Looking forward to next week’s trip to Eigg and already memories come flooding back before we even set foot on the Shearwater, which will carry us from Arisaig to the island. The last time I visited Eigg was almost 35 years ago when I was a Financial Times reporter researching ferry policy.
At that time the island was owned by businessman Keith Schellenberg who was campaigning to remove subsidies from state-owned Calmac ferry services. A former Olympic bobsleigh champion who objected to being called a playboy landlord (though play was a an important part of his island activities), Schellenberg wanted to create a new small boat service based on Eigg.
A year earlier I had visited Canna to meet the laird who was campaigning vigorously against the ‘Small Boat Scheme’. It had set him against not only his neighbouring proprietor on Eigg, but an array of bureaucrats and politicians.
Dr Campbell, as I always called him, was clearly energised by the fight, eager to explain his argument. Working for the FT, I was trained to demand precise numbers and verifiable facts. I had expected anecdote and prejudice from the eccentric laird of a remote island. Instead I got a folder of official documents, transcripts of evidence, and details of the class of passenger certificate required for a vessel crossing the Sound of Canna (which, John explained, has more exposed seas than those on the more sheltered side of Rum facing the mainland). He had tabulated the exact number of days during each of the past few years on which the ferry had been unable to sail because of bad weather.
Listening to him and reading the evidence I became convinced that not only would the Small Boat Scheme be a disaster for Canna, but that by backing it, the Highlands and Islands Development Board was going against its own policy. How could they not see this themselves? I asked. The answer was damning: ‘Because they are not practical men.’

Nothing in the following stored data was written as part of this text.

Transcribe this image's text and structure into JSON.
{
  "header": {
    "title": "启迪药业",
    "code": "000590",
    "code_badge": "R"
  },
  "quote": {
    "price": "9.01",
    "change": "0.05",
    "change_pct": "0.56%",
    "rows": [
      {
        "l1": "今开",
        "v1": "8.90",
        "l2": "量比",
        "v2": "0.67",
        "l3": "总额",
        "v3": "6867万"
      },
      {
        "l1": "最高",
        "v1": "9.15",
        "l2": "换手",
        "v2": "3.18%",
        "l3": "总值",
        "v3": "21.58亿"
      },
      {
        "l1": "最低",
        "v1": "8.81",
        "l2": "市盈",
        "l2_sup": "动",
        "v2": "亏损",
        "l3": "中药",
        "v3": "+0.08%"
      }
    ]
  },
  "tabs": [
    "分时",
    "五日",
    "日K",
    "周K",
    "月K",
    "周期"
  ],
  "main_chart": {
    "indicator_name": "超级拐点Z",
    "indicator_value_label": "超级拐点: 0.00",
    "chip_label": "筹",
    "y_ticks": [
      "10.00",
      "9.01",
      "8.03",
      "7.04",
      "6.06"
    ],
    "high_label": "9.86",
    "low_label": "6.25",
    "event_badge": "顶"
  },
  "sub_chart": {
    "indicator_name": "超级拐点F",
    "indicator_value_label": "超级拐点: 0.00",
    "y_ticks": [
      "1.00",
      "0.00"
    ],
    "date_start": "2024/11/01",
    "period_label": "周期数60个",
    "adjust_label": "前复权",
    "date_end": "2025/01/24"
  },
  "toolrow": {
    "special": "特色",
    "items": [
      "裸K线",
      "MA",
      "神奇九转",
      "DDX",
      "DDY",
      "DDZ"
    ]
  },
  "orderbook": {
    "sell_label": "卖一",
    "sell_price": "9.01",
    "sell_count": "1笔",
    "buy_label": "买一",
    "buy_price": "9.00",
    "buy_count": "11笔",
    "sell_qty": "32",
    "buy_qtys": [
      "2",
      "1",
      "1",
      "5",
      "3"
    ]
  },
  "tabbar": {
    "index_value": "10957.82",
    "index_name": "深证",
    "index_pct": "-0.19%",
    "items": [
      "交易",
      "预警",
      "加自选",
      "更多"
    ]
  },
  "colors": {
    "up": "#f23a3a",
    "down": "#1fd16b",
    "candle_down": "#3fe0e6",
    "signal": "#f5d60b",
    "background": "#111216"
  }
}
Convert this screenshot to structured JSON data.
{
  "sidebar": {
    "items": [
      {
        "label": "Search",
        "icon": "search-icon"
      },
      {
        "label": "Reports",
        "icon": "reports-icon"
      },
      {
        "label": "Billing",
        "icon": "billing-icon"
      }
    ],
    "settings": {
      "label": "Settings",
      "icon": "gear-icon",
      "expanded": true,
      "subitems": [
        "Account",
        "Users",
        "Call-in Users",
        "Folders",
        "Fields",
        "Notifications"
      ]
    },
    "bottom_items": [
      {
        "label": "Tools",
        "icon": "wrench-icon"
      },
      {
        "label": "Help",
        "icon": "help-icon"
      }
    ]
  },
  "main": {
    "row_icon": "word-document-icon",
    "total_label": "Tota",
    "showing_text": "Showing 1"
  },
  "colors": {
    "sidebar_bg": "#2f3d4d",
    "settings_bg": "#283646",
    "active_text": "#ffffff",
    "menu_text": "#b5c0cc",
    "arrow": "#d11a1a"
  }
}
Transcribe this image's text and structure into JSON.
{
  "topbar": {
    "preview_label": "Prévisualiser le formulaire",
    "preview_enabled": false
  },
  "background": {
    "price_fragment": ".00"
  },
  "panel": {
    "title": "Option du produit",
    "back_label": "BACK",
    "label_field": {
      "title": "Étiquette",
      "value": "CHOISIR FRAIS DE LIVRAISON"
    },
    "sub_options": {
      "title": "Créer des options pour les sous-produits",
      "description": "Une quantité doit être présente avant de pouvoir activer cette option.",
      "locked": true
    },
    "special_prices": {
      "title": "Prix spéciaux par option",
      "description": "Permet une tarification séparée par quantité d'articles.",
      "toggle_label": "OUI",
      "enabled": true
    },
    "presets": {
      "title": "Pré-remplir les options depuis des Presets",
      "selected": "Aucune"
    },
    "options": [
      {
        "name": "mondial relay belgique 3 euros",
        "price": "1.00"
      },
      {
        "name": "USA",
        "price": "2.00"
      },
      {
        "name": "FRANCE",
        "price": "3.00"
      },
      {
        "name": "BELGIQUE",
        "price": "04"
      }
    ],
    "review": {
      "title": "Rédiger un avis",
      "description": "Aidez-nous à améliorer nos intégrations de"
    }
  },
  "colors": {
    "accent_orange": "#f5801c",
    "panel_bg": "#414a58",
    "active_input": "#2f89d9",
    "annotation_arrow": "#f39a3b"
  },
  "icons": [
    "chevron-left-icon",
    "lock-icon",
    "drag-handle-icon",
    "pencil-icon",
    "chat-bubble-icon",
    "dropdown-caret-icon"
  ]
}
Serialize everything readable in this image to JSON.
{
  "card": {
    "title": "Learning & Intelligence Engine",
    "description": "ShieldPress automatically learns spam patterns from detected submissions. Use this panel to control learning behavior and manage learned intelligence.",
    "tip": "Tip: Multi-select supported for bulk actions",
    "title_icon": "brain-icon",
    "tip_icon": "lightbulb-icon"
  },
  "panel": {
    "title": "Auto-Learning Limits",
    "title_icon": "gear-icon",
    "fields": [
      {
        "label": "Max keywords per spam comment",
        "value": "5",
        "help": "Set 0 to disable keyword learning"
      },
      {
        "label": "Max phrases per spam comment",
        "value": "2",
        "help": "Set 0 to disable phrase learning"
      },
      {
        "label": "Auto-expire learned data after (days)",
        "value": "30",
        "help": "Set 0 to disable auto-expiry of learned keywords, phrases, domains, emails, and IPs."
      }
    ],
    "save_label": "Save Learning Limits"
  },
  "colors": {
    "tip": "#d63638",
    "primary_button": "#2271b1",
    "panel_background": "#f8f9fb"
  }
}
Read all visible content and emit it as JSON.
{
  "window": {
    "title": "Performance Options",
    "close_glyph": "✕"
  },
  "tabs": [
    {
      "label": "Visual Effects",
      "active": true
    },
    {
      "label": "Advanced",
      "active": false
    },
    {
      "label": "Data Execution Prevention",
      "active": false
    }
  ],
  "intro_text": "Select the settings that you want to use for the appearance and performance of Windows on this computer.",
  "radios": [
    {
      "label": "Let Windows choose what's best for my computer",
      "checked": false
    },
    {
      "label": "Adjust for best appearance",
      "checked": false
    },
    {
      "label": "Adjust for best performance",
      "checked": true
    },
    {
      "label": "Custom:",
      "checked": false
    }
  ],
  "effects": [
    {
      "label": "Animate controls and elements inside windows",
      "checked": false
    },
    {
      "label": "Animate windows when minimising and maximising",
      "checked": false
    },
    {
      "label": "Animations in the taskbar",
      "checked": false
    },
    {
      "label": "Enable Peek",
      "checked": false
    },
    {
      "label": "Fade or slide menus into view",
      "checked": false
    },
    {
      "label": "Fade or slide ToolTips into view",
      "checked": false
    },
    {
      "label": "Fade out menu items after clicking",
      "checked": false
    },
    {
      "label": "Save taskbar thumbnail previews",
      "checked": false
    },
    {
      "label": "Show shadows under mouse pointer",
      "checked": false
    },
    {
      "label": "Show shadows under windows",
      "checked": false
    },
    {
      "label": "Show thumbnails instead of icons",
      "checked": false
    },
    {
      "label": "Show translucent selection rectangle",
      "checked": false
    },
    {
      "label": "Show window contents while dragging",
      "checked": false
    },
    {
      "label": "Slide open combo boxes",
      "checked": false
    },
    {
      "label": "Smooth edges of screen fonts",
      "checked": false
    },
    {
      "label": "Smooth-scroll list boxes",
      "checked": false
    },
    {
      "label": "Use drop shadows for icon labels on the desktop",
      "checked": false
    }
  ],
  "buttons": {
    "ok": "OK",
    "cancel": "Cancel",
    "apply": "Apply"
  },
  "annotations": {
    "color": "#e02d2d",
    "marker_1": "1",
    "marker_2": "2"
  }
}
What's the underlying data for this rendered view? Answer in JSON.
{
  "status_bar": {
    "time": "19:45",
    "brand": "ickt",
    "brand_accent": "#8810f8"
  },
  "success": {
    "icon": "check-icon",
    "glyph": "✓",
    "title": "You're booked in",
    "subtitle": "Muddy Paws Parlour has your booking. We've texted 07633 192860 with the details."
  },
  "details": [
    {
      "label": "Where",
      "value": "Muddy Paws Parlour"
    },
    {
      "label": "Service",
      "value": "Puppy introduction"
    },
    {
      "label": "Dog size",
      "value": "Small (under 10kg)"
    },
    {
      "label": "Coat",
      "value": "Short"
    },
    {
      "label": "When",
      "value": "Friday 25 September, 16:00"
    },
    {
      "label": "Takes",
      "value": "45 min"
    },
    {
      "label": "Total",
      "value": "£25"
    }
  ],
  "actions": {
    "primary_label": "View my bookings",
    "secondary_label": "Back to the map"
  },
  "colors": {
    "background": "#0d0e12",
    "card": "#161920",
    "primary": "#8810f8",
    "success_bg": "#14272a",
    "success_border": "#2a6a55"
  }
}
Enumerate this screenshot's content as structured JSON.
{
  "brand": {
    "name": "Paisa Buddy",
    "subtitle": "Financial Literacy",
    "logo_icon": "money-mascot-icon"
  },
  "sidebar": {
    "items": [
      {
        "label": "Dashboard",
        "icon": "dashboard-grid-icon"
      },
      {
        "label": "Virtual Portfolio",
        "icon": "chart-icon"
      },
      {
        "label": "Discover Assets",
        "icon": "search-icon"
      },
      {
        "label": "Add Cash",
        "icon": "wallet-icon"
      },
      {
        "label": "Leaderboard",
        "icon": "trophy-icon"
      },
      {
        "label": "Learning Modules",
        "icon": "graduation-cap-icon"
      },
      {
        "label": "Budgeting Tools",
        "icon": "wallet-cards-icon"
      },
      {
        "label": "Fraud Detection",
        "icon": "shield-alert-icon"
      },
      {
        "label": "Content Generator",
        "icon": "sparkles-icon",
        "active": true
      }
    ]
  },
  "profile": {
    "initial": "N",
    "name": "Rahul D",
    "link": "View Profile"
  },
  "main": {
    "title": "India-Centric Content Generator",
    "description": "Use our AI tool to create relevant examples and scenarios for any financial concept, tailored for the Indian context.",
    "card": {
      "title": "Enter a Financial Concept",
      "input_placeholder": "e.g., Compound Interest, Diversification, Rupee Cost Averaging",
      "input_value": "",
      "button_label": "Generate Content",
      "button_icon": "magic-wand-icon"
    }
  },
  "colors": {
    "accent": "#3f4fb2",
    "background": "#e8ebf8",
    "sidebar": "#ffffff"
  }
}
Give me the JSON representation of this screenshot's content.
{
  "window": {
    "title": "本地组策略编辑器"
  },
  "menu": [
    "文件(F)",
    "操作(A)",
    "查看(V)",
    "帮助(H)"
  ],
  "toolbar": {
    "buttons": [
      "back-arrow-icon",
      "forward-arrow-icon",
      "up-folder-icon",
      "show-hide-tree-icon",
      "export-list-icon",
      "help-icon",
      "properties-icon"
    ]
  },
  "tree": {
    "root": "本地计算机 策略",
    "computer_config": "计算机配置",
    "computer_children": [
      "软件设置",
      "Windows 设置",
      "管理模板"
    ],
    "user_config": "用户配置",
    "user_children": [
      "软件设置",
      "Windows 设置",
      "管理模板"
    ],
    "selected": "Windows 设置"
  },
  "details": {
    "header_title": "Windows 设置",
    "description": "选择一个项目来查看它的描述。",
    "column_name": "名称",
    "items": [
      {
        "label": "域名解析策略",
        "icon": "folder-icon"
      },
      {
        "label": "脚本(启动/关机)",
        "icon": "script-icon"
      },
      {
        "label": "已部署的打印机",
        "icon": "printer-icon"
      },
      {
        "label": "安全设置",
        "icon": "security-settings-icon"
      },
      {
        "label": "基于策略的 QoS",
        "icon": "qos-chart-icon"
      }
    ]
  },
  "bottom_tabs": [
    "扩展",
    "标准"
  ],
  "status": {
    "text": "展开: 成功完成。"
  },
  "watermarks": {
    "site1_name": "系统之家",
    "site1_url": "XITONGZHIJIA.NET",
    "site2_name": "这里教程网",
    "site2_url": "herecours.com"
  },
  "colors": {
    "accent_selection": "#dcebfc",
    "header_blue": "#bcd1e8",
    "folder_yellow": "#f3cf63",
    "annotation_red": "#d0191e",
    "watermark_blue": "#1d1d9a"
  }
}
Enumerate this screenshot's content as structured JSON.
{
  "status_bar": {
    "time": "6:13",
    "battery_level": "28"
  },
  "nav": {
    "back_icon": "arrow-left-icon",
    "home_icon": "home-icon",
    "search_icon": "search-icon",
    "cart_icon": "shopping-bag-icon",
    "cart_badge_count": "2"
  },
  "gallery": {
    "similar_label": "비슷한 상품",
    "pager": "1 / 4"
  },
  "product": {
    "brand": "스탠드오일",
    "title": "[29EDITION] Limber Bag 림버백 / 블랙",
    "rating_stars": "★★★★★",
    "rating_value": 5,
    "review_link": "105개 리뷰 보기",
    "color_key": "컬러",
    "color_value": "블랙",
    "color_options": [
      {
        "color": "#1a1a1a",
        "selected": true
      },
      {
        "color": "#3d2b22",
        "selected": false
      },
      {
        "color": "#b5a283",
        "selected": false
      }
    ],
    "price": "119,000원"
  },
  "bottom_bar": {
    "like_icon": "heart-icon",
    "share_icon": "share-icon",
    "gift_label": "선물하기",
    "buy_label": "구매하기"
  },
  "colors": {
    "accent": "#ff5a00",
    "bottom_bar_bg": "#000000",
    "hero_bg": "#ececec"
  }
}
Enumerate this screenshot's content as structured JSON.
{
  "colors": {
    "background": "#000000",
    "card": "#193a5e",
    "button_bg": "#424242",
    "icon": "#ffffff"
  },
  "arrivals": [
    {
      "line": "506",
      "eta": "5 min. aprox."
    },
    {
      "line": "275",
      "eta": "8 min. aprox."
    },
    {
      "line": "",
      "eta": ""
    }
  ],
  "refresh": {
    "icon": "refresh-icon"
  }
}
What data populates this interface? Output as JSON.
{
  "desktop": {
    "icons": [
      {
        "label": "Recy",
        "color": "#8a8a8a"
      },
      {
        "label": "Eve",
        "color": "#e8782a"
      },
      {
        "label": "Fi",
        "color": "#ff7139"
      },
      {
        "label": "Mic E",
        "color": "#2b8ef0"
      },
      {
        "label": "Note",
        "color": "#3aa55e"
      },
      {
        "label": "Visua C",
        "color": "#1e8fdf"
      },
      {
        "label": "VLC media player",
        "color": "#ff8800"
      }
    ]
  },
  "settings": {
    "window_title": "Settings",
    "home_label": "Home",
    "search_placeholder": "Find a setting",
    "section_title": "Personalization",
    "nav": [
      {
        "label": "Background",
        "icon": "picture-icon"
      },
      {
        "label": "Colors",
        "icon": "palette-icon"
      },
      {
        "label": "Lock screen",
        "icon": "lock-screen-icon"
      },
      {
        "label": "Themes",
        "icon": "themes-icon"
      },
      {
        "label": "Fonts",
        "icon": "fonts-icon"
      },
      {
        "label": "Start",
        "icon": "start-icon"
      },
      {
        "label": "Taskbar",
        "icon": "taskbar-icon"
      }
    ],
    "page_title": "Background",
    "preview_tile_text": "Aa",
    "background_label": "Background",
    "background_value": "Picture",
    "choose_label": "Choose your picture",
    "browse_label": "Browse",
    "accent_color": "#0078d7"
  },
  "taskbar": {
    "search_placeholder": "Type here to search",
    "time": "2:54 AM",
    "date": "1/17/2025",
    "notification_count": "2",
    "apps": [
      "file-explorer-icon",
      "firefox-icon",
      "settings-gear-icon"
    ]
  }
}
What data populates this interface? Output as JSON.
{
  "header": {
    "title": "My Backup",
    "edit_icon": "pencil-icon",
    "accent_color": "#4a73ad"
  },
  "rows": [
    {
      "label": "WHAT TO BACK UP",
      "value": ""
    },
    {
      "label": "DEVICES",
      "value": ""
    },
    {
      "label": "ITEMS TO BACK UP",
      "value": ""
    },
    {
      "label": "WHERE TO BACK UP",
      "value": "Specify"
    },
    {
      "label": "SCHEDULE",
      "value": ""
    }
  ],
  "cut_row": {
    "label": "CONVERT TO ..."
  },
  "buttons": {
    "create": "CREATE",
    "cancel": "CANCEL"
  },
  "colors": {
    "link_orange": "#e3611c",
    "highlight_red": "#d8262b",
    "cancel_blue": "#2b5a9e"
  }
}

That meeting was to establish a lasting relationship with both John and his wife Margaret, maintained over two decades by family visits to the island and through letters (this was of course before email) which led eventually to my first book: the reporter turned unexpectedly into author.
Meanwhile, I had met Schellenberg on that 1977 visit to Eigg. Travelling with Fay and our first son, then 4 months old, we arrived to find nowhere to stay. The island was full up for Schellenberg’s colourful and eccentric version of Highland Games. So he put us up on a work boat in Eigg harbour and we rowed ashore in the dark with a carrycot in the dingy – a scary prospect for land lubbers like ourselves.
Campbell won the battle of the small boats and Schellenberg has long gone from Scotland. Now we’re looking forward to a journey on the Shearwater to the community-owned island with a growing population full of enterprising ideas. It promises to be a fascinating trip.